Not because I wasn’t pissed — I was. I’d spent the last twelve hours drowning in it. I’d nearly broken my stick over the boards during drills. Almost snapped at Nate when he chirped about Wren being “too cozy” with Beckett during that owner’s box lunch.
If Jay hadn’t intercepted me after practice to give me the latest — that Wren hadn’t just taken off, she’d cleared her calendar for five days of medical leave — I might’ve gone full caveman.
But this wasn’t a situation I could punch through. And Wren?
She didn’t need a feral alpha charging into the storm.
She needed someone who could outmaneuver it.
So, before I made my way to Marchand’s office, I’d already done two things:
Called my agent.
Started drafting a very strategic leak of my own.
Just enough to put pressure on Marchand without making it traceable. A whisper campaign — the kind that asked questions without making accusations.
Things like:
“Is Beckett Rylan really in talks with the Howlers?”
“What does that mean for team dynamics and player safety?”
“Sources say one player already left the facility right after his visit — temporary medical leave. Coincidence?”
I wasn’t dumb enough to name names. Not mine. Not Wren’s. If only Rhett were as discreet.
But the suggestion would be enough to make any decent PR department sweat.
Particularly when their master of spin—Wren—was not here to fix it.
Marchand was going to have to deal with this on his own or make someone far less qualified cope.
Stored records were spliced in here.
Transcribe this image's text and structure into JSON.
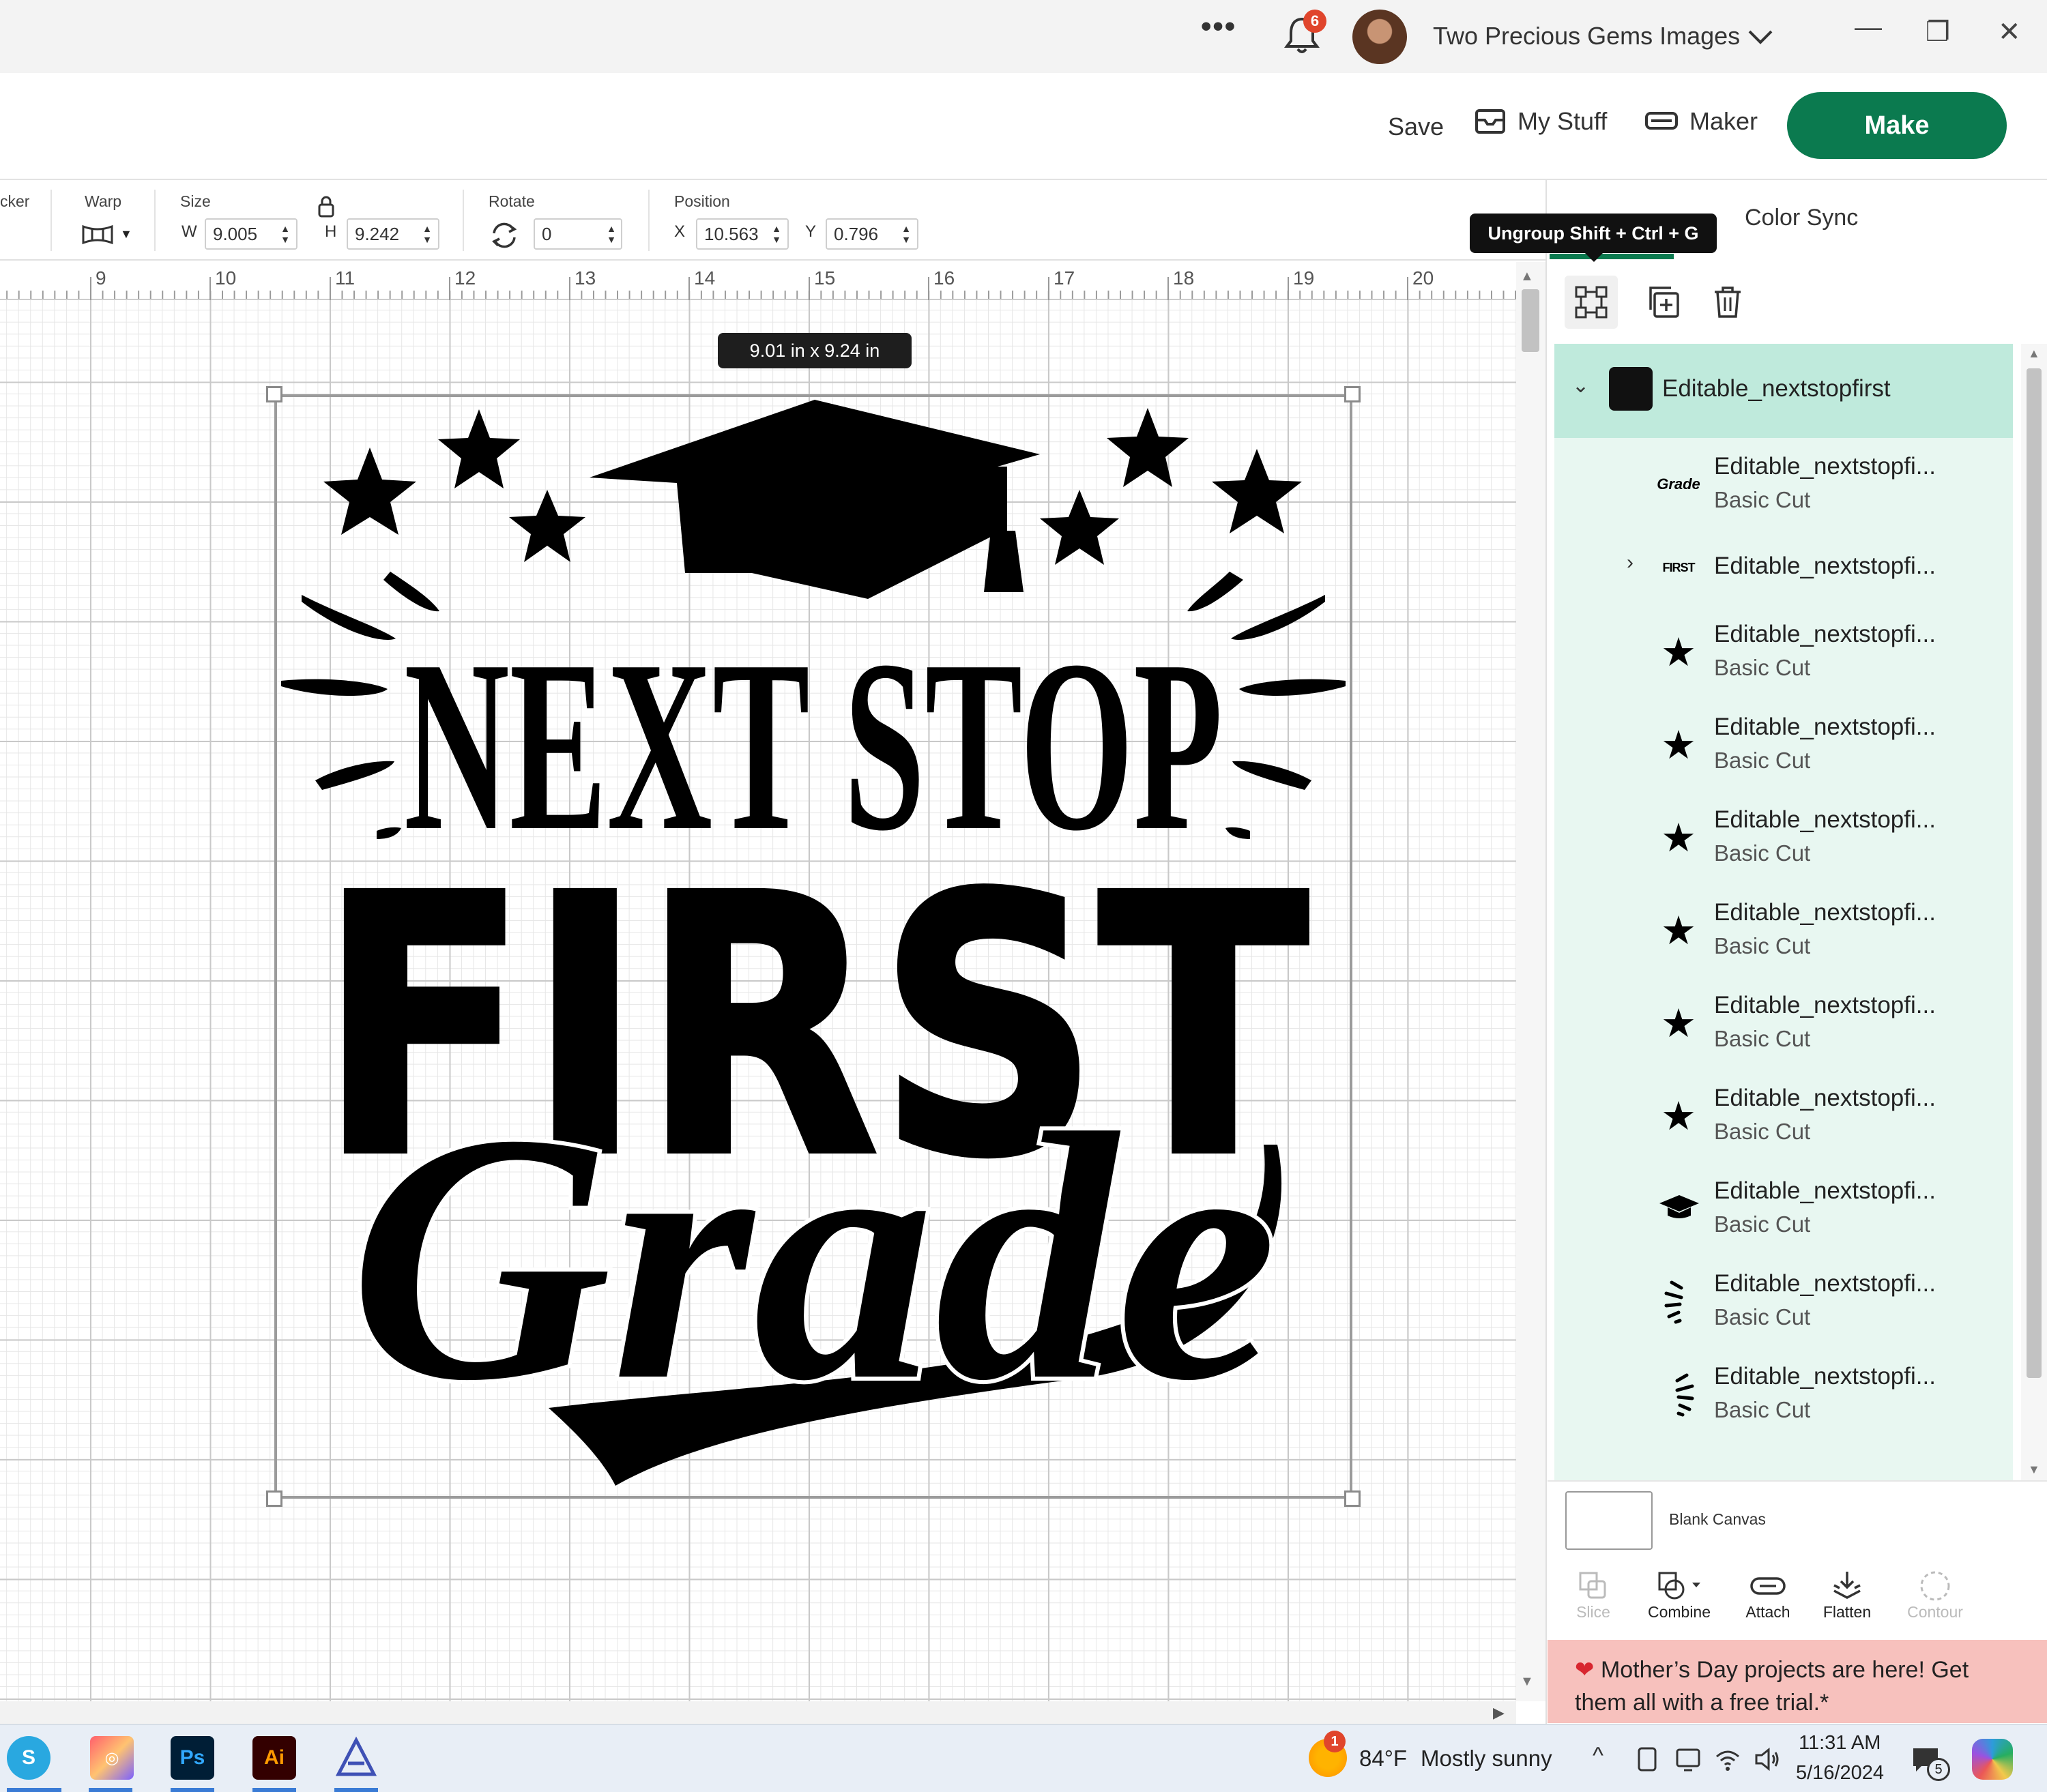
{
  "titlebar": {
    "more_label": "•••",
    "notification_count": "6",
    "account_name": "Two Precious Gems Images",
    "window_minimize": "—",
    "window_restore": "❐",
    "window_close": "✕"
  },
  "topnav": {
    "save_label": "Save",
    "mystuff_label": "My Stuff",
    "maker_label": "Maker",
    "make_label": "Make"
  },
  "toolbar": {
    "offset_label": "cker",
    "warp_label": "Warp",
    "size_label": "Size",
    "w_label": "W",
    "w_value": "9.005",
    "h_label": "H",
    "h_value": "9.242",
    "rotate_label": "Rotate",
    "rotate_value": "0",
    "position_label": "Position",
    "x_label": "X",
    "x_value": "10.563",
    "y_label": "Y",
    "y_value": "0.796"
  },
  "ruler": {
    "ticks": [
      "9",
      "10",
      "11",
      "12",
      "13",
      "14",
      "15",
      "16",
      "17",
      "18",
      "19",
      "20"
    ]
  },
  "canvas": {
    "size_tip": "9.01  in x 9.24  in",
    "design": {
      "line1": "NEXT STOP",
      "line2": "FIRST",
      "line3": "Grade"
    }
  },
  "panel": {
    "tab_color_sync": "Color Sync",
    "tooltip": "Ungroup Shift + Ctrl + G",
    "group_name": "Editable_nextstopfirst",
    "layers": [
      {
        "name": "Editable_nextstopfi...",
        "sub": "Basic Cut",
        "thumb": "Grade"
      },
      {
        "name": "Editable_nextstopfi...",
        "sub": "",
        "thumb": "FIRST"
      },
      {
        "name": "Editable_nextstopfi...",
        "sub": "Basic Cut",
        "thumb": "★"
      },
      {
        "name": "Editable_nextstopfi...",
        "sub": "Basic Cut",
        "thumb": "★"
      },
      {
        "name": "Editable_nextstopfi...",
        "sub": "Basic Cut",
        "thumb": "★"
      },
      {
        "name": "Editable_nextstopfi...",
        "sub": "Basic Cut",
        "thumb": "★"
      },
      {
        "name": "Editable_nextstopfi...",
        "sub": "Basic Cut",
        "thumb": "★"
      },
      {
        "name": "Editable_nextstopfi...",
        "sub": "Basic Cut",
        "thumb": "★"
      },
      {
        "name": "Editable_nextstopfi...",
        "sub": "Basic Cut",
        "thumb": "cap"
      },
      {
        "name": "Editable_nextstopfi...",
        "sub": "Basic Cut",
        "thumb": "dashes"
      },
      {
        "name": "Editable_nextstopfi...",
        "sub": "Basic Cut",
        "thumb": "dashes"
      }
    ],
    "blank_canvas_label": "Blank Canvas",
    "bottom_actions": [
      {
        "label": "Slice",
        "enabled": false
      },
      {
        "label": "Combine",
        "enabled": true
      },
      {
        "label": "Attach",
        "enabled": true
      },
      {
        "label": "Flatten",
        "enabled": true
      },
      {
        "label": "Contour",
        "enabled": false
      }
    ],
    "promo_text": "Mother’s Day projects are here! Get them all with a free trial.*"
  },
  "taskbar": {
    "weather_badge": "1",
    "weather_temp": "84°F",
    "weather_desc": "Mostly sunny",
    "time": "11:31 AM",
    "date": "5/16/2024",
    "notif_count": "5",
    "apps": [
      "S",
      "Creative Cloud",
      "Ps",
      "Ai",
      "Cricut"
    ]
  },
  "colors": {
    "brand_green": "#0b7a4f",
    "layer_group_bg": "#bfeadc",
    "layer_bg": "#e8f7f1",
    "promo_bg": "#f7c1bd"
  }
}
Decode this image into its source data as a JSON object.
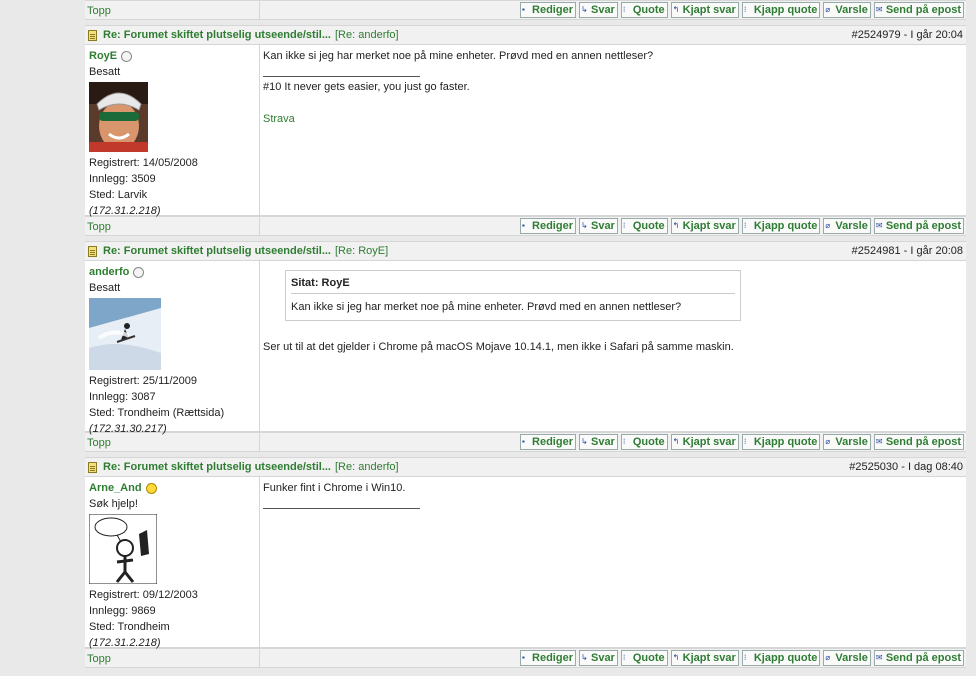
{
  "nav": {
    "top_label": "Topp"
  },
  "actions": [
    "Rediger",
    "Svar",
    "Quote",
    "Kjapt svar",
    "Kjapp quote",
    "Varsle",
    "Send på epost"
  ],
  "posts": [
    {
      "title": "Re: Forumet skiftet plutselig utseende/stil...",
      "re_prefix": "[Re: ",
      "re_user": "anderfo",
      "re_suffix": "]",
      "number": "#2524979 - ",
      "day": "I går",
      "time": "20:04",
      "author": {
        "name": "RoyE",
        "rank": "Besatt",
        "registered": "Registrert: 14/05/2008",
        "posts": "Innlegg: 3509",
        "location": "Sted: Larvik",
        "ip": "(172.31.2.218)"
      },
      "body": "Kan ikke si jeg har merket noe på mine enheter. Prøvd med en annen nettleser?",
      "signature": "#10 It never gets easier, you just go faster.",
      "link": "Strava"
    },
    {
      "title": "Re: Forumet skiftet plutselig utseende/stil...",
      "re_prefix": "[Re: ",
      "re_user": "RoyE",
      "re_suffix": "]",
      "number": "#2524981 - ",
      "day": "I går",
      "time": "20:08",
      "author": {
        "name": "anderfo",
        "rank": "Besatt",
        "registered": "Registrert: 25/11/2009",
        "posts": "Innlegg: 3087",
        "location": "Sted: Trondheim (Rættsida)",
        "ip": "(172.31.30.217)"
      },
      "quote_header": "Sitat: RoyE",
      "quote_text": "Kan ikke si jeg har merket noe på mine enheter. Prøvd med en annen nettleser?",
      "body": "Ser ut til at det gjelder i Chrome på macOS Mojave 10.14.1, men ikke i Safari på samme maskin."
    },
    {
      "title": "Re: Forumet skiftet plutselig utseende/stil...",
      "re_prefix": "[Re: ",
      "re_user": "anderfo",
      "re_suffix": "]",
      "number": "#2525030 - ",
      "day": "I dag",
      "time": "08:40",
      "author": {
        "name": "Arne_And",
        "rank": "Søk hjelp!",
        "registered": "Registrert: 09/12/2003",
        "posts": "Innlegg: 9869",
        "location": "Sted: Trondheim",
        "ip": "(172.31.2.218)"
      },
      "body": "Funker fint i Chrome i Win10."
    }
  ]
}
Either would be painful for Marchand and it would make him sweat, or worse, he’d make mistakes. Marchand hated sweating.
How sad.
For him.
His assistant tried to head me off at the door. I gave her a look that said try me and she wisely decided to find somewhere else to be.
I walked in without knocking.
Marchand was on a call — no doubt trying to spin something — but he put the phone down when he saw me.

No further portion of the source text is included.